アトリエに隣接して、「リトテック」と呼ばれる石を並べた図書館のような部屋がある。ちなみにリトは英語だとライトで“石”を意味し、スギライト、ピノライトなど石の名前に接尾語としてよく使われる。ここに集められているインドネシアのマグノリアの珪化木やフロリダのパームツリーの珪化木、スギライトという紫色の鉱物、シベリアの軟玉翡翠、オーストラリアの黒翡翠……半分はニコラがカルティエに来る以前から所有していた石が占めていて、彼の石への情熱が感じられる一室だ。アメリカのアリゾナのツーソンで毎年巨大な鉱物のフェアが開催され、またフランスでも6月に1週間続くフェアがあるそうだ。買える石、買えない石、仕事ができる石、仕事ができない石……すぐに彼は見抜いてゆく。「見た瞬間にインスピレーションをもたらす石があります」といって、彼が見せてくれたのはオーストリア産のピノライト。まるでオーキッドの花が何輪も連なるような模様のモノクロームの石で、自然がこんな石を生み出すものなのか?と驚かされる。“ピノライト”をインターネットで検索してみてほしい。これから彼が語ることがわかりやすいだろう。

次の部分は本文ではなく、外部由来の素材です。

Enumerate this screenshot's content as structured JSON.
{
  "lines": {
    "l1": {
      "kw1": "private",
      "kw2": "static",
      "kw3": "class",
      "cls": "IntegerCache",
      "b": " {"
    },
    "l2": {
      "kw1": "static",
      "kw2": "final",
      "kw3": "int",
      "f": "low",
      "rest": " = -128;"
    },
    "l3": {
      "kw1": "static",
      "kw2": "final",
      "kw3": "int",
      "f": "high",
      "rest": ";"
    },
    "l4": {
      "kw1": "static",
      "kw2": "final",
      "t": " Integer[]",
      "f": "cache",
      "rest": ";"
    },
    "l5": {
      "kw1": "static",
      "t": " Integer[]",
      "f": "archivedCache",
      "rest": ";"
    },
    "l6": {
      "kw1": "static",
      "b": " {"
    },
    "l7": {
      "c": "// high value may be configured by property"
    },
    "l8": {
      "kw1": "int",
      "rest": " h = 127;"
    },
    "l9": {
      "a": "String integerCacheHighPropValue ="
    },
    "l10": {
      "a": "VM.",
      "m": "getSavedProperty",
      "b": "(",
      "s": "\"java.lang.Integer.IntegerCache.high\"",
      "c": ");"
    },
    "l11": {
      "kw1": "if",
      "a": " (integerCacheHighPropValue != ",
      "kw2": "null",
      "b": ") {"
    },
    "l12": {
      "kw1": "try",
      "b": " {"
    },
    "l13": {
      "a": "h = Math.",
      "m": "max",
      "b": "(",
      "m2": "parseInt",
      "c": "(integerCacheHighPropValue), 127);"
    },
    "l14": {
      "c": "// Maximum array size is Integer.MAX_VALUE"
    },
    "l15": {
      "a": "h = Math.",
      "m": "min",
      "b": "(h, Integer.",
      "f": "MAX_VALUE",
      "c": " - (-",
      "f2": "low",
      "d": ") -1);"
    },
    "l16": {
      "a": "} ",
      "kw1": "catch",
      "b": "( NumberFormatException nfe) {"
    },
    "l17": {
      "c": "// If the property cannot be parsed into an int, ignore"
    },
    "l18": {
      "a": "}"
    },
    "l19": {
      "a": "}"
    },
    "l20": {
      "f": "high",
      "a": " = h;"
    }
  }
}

「イマジネーションをかきたてられる石ですね。これで置き時計を作ろうと思っています。上にオーキッドの花を彫ったものを飾って……」

このようにプロジェクトは素材から始まることが多い。黒と白の縞模様の石や白地に黒い斑点のある石に、パンテールを見いだすのは想像に難くない。パンテールは確かにメゾンから望まれるモチーフではあるけれど、彼の創造性はほかの種類の動物や植物へも。「私自身は花を彫るのが好きなんです」と語るニコラ。牡丹、モクレン……あらゆる花が彼をインスパイアするそうだ。カルティエに内包される以前のアトリエでは、ジュエラーからのオーダーでエメラルドなどもよく彫ったが、いまは特別注文でたまに、という程度。このアトリエの特徴は、日頃人々が目にすることのない石を彫ること、と彼は繰り返す。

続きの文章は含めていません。